Kasus ini berawal saat TO mengamuk di Perumahan Griya Bukit Jaya. Warga lalu menghubungi ambulans hingga Satpol PP untuk mengamankannya.
"Tadi pagi ada OGDJ ngamuk di ATM di Perumahan Griya Bukit Jaya, Desa Tlanjung Udik, Akhirnya kita disuruh datang ke lokasi, bareng sama Satpol-PP, petugas desa, kecamatan dan IPSM," Ketua Paguyuban Ambulans Kecamatan Gunung Putri, Abdul Kodir.
TO rencananya akan dibawa ke Rumah Sakit Jiwa Marzoeki Mahdi, Kota Bogor. Namun, karena dia berasal dari Sumatera, petugas perlu surat prosedural agar bisa diterima di rumah sakit jiwa tersebut.
"Rencana mau dibawa ke Marjuki Mahdi. Berhubung dia masih KTP Sumatera akhirnya kita harus buat surat di Desa agar diterima di sana," ujar Abdul sopir ambulans itu.
Sesampainya di Desa Tlanjung Udik, Abdul meninggalkan mobilnya untuk mengisi E-toll. Mobil ditinggal dengan posisi mesin menyala.

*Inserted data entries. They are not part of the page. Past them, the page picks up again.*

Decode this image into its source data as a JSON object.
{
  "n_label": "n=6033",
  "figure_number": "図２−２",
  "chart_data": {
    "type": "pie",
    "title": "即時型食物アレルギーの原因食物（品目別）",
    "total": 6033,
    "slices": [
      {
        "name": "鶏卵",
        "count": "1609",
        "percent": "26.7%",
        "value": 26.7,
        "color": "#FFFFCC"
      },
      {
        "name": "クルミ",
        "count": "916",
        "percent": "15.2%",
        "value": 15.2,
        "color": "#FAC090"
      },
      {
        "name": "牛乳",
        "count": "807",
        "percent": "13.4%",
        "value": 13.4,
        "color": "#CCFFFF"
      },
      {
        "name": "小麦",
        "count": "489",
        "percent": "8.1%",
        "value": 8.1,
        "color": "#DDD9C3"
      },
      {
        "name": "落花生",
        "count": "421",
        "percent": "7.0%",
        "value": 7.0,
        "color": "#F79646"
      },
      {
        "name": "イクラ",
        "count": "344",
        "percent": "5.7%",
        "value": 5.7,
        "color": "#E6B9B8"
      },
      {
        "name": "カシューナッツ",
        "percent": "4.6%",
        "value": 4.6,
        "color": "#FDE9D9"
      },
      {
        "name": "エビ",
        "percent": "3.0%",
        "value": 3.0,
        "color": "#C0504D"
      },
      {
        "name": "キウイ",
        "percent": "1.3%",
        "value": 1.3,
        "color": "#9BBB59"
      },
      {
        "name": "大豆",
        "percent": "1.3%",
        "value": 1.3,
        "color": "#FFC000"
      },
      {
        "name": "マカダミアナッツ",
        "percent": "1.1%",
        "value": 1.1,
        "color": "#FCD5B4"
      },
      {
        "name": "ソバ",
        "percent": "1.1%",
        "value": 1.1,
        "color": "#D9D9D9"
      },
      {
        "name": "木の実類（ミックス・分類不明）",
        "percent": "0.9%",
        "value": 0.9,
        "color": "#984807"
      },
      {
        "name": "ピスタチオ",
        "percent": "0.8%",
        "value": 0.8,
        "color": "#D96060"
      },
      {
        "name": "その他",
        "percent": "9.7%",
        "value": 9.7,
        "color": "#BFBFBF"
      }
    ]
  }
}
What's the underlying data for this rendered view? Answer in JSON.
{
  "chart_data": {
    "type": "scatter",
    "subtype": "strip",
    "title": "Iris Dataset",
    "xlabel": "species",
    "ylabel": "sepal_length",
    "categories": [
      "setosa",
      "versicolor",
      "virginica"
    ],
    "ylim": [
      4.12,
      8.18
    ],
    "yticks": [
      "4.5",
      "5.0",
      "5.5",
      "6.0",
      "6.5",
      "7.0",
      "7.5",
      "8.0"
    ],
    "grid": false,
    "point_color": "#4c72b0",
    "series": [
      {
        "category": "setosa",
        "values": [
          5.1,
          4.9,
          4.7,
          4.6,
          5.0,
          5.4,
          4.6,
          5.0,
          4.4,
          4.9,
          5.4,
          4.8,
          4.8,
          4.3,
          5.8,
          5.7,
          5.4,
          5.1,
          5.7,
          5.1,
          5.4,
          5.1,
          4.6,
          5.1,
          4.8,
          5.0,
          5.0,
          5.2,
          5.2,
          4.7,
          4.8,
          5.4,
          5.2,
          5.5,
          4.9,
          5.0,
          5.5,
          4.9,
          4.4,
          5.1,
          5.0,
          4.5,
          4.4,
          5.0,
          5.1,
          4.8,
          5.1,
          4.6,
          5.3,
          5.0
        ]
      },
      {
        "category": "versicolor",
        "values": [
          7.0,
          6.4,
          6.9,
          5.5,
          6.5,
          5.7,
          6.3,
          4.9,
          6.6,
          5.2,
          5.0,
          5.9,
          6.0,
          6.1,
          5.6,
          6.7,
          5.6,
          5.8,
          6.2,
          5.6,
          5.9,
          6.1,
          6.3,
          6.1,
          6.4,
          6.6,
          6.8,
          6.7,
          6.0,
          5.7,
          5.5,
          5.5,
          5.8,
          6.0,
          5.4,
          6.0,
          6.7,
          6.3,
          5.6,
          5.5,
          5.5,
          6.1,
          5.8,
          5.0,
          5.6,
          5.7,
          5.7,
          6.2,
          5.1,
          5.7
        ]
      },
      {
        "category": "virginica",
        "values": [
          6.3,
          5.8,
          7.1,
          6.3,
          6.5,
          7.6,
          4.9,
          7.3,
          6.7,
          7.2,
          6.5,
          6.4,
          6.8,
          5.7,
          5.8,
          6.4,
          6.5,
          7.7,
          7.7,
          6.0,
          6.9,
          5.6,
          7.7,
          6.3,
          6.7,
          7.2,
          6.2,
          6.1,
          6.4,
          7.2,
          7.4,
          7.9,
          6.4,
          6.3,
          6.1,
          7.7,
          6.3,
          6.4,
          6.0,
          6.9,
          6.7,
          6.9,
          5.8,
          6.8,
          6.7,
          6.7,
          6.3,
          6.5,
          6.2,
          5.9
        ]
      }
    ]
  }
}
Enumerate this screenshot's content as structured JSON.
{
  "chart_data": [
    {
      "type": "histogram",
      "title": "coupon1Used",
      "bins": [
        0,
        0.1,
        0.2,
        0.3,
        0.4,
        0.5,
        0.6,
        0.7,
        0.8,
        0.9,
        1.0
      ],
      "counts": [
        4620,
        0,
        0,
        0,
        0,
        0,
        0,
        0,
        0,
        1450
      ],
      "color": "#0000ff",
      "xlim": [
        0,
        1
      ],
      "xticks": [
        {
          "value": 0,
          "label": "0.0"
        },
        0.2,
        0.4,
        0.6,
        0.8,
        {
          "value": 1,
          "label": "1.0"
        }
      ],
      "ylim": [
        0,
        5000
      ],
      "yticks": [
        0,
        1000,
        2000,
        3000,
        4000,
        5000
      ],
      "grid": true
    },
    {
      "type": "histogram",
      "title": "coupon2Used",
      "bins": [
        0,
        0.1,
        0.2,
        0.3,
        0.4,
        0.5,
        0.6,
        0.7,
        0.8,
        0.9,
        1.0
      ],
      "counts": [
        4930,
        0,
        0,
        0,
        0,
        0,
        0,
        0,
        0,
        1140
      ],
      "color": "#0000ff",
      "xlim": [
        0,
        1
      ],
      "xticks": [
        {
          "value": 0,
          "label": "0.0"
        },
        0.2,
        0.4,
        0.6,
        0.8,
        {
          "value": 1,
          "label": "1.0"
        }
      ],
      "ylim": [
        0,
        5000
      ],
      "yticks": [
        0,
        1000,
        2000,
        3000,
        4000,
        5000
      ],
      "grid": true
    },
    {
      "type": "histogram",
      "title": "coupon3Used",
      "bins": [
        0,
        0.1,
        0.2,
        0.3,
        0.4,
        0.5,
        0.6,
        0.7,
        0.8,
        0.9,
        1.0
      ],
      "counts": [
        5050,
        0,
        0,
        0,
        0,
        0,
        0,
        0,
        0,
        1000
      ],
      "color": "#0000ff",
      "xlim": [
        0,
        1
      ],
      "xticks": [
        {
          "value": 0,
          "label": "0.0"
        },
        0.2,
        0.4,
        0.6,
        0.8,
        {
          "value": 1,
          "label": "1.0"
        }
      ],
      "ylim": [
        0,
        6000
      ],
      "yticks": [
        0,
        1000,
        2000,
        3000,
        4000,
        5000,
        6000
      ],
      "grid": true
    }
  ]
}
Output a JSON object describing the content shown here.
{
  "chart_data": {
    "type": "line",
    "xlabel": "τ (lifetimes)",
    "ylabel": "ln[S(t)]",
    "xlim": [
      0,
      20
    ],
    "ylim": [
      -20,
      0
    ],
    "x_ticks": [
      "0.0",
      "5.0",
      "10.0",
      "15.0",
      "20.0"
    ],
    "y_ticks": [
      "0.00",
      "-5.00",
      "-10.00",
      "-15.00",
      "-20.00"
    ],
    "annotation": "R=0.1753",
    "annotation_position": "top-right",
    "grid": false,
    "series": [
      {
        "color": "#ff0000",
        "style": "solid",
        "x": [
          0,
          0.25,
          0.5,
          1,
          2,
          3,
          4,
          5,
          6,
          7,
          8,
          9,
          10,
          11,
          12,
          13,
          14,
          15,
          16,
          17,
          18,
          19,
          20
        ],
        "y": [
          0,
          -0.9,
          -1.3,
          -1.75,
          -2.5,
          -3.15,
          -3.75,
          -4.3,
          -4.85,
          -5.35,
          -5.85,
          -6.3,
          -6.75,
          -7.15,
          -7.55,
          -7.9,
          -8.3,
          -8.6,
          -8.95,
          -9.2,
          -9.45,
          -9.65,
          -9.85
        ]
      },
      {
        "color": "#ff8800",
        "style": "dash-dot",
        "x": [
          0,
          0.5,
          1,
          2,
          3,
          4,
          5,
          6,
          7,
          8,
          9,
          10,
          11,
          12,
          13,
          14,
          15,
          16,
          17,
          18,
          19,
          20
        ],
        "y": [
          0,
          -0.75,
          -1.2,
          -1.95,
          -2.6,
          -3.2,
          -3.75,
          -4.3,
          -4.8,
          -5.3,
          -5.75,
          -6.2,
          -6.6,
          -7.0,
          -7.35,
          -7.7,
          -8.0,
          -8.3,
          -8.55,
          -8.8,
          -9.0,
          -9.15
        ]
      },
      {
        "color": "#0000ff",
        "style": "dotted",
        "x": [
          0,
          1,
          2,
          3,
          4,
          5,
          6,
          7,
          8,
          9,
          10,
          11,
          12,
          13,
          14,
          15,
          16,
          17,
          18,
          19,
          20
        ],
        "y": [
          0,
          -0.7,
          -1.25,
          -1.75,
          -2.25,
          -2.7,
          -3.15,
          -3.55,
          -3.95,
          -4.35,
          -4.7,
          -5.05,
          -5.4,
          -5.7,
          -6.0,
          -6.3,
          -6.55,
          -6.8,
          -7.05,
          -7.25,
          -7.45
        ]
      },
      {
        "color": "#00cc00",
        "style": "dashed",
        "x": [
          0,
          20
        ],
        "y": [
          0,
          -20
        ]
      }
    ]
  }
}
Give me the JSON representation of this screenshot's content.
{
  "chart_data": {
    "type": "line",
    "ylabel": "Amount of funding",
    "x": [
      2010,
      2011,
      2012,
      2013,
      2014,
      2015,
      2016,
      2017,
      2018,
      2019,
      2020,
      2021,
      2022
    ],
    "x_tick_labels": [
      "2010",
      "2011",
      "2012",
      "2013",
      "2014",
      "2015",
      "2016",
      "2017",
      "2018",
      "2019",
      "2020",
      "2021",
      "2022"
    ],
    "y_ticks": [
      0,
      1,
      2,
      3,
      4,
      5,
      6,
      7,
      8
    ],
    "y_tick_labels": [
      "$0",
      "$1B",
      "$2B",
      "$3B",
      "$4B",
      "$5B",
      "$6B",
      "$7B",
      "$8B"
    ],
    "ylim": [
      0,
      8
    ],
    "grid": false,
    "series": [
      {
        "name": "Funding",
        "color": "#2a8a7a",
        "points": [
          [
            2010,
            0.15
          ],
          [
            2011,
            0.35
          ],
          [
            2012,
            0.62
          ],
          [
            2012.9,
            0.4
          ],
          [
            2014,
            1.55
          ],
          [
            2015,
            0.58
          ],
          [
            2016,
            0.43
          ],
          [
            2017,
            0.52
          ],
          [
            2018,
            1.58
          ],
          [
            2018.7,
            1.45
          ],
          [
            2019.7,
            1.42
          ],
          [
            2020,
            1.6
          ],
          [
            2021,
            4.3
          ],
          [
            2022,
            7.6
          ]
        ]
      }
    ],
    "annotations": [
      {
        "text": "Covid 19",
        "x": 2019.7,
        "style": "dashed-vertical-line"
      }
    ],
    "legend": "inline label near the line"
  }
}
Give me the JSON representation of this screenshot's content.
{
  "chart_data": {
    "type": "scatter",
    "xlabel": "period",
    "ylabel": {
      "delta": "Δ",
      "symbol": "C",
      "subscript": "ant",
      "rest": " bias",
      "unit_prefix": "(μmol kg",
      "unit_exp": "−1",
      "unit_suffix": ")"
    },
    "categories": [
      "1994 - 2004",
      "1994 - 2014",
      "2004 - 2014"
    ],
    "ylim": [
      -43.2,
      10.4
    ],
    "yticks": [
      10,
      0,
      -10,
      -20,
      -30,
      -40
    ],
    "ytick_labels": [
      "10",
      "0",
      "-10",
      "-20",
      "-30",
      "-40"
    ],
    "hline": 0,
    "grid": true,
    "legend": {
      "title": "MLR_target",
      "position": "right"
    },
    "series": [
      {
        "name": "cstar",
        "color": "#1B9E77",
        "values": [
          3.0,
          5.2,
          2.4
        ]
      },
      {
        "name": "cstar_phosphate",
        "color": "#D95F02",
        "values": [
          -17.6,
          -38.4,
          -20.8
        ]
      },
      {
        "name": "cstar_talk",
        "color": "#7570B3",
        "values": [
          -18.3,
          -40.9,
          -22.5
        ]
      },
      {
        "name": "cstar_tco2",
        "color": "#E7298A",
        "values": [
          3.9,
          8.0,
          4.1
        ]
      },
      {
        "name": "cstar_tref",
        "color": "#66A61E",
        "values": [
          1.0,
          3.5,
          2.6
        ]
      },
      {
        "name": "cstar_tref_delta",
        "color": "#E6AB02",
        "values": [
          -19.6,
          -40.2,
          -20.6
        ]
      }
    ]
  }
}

TO ditinggal dalam mobil itu bersama dua orang lainnya yakni keluarganya dan petugas Satpol PP. Tapi rupanya saat itu TO mengamuk dan memukuli semua orang di dalam ambulans tersebut.
"Ternyata Satpol PP dan keluarganya dipukuli. Dia ngamuk, akhirnya yang di dalam mobil keluar, nah dia loncat ke depan ambil alih setir," paparnya.
Abdul menerangkan ambulans yang dikendarai TO lalu menabrak truk tronton yang terjebak macet. Ambulans itu ringsek pada bagian depannya.
"Engga luka-luka. Cuma sempat lama evakuasi akhirnya dipaksa borgol dan ikat tambang. Dievakuasi ke rumah sakit jiwa pakai mobil ambulans teman,"pungkasnya.